Forged Email Detection - Dealing with Middle Initials

jjthomas · ‎10-22-2019

I had a question concerning the executive names in the dictionary used by Forged Email Detection (FED). We have successfully implemented FED via a content filter, and it was worked pretty well thus far. I did tune the scoring, however, moving the Similarity Score to 95. We have recently encountered a spoof that was, unfortunately, successfully delivered.

This spoof, however, was different, as it included the middle initial of one of our executives.

Hence my my question: what is the guidance on the use of middle initials in the dictionary of names? Should they be included as a separate entry or part of the same entry?

For example, I have dictionary entries of the format FirstName LastName.

Jane Doe

Robert Jones

...

Should the dictionary now include entries as follows instead?

Jane Doe

Jane A. Doe

Robert Jones

Robert C. Jones

I suspect the issue is similarity score and inclusion of the middle initial only. Thus, where possible, we should include middle initials in the dictionary of executive names.

Jason

Libin Varghese · ‎10-22-2019

Jason,

Initially FED had a problem of scoring 100 for display names containing middle names, this was corrected as part of

https://bst.cloudapps.cisco.com/bugsearch/bug/CSCvb90531/?reffering_site=dumpcr

Currently, presence of middle names or initials would result in a lower similarity score to avoid false positives.

Considering your threshold set to 95, I assume false positives are a concern. With this high a threshold, we are unlikely to match Robert C. Jones against Robert Jones.

It would certainly make sense to add multiple entries in dictionaries with/without middle names/initials to see what best works for you.

Regards,

Libin

jjthomas · ‎10-22-2019

Hi Libin,

Your reply is very helpful. Based on that, my two options would be to either:

change our threshold to, say, 90, and monitor for false positives; or
add an entry to the dictionary that contains the middle initial for the executive in question, in addition to the current entry without a middle initial.

In either case, we would monitor for behavior. You are correct that my setting of the threshold at 95 was to combat some false positives we observed after our initial deployment.

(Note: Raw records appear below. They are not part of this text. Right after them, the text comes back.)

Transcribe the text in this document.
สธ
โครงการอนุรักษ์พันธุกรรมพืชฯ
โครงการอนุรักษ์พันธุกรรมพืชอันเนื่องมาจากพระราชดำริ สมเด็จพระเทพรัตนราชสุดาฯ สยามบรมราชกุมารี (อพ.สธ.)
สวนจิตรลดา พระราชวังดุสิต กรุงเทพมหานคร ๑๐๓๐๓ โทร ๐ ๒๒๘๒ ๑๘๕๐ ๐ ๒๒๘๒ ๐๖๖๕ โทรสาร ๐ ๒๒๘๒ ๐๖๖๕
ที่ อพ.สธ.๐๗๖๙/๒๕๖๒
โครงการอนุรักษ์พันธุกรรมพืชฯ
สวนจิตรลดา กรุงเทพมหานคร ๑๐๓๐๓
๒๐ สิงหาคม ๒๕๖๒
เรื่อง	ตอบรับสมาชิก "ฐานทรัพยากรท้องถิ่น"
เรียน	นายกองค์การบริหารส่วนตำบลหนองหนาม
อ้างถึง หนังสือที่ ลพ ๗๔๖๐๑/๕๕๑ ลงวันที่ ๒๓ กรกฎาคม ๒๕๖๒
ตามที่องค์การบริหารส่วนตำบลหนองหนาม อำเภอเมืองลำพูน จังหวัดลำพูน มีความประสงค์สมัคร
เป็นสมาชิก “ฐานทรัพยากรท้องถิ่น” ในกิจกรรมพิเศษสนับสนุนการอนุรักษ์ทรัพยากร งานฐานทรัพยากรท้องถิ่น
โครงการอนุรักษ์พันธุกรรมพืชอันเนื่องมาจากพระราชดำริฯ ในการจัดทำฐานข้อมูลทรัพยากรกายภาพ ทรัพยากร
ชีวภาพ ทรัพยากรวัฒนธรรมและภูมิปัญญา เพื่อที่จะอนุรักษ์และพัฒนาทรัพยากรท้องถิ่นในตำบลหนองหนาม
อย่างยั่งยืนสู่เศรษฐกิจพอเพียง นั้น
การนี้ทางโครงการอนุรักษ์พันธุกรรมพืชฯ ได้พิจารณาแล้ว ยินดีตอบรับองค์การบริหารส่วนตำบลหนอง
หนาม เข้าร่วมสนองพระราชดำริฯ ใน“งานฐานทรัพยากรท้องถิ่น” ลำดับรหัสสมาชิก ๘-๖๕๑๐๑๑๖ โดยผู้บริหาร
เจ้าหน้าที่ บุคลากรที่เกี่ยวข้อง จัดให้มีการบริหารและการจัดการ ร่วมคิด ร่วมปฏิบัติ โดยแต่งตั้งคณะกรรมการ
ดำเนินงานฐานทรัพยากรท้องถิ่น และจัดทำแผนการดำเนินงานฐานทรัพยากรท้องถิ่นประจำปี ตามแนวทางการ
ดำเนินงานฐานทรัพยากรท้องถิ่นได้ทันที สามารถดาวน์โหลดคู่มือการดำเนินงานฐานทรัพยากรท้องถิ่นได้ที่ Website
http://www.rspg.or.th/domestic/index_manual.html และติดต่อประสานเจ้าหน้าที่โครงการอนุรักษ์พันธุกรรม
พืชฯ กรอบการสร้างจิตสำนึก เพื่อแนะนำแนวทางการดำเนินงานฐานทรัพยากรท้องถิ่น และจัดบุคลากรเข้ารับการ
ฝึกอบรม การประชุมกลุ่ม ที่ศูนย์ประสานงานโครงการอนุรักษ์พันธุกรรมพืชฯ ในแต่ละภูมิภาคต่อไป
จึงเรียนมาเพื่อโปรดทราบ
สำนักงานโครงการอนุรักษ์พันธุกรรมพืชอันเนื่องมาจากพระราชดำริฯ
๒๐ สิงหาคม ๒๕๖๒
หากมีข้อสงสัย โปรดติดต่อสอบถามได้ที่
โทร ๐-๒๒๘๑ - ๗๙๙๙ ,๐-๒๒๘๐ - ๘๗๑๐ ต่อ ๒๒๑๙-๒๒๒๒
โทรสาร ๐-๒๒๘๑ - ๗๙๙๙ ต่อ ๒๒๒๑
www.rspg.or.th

I might do some testing today to see what the threshold would be if I just had the executive's name include the middle initial. There might be some "sweet spot" that I might be able to find.

Thanks,

Jason

jjthomas · ‎10-22-2019

And a very quick update based on some spoof testing.
If I change the dictionary entry to include a middle initial, that means an exact match of that name will score 100. (Splunk makes finding this scoring a lot easier.)
In my testing, when I do not include a middle initial, the FED score is 94.
I have tweaked my score threshold to 92, but I will continue to monitor how future messages are scored.

marc.luescherFRE · ‎10-22-2019

Another approach since you already have the moving parts in place.

a) extract the friendly name from the ESA and sent them to Splunk.

b) create a list of monitored email addresses you care about in a Splunk csv or text file

c) create a list of excluded email adresses you know about like CEO private email as csv or text file

d) create some regex rules in Splunk to detect when a from, sentby or replyto address is detected in the friendly from and create an alert/report when it is not part of your exclude list.

e) automate message removal using Splunk and Powershell

we never got with FED good enough results.

-Marc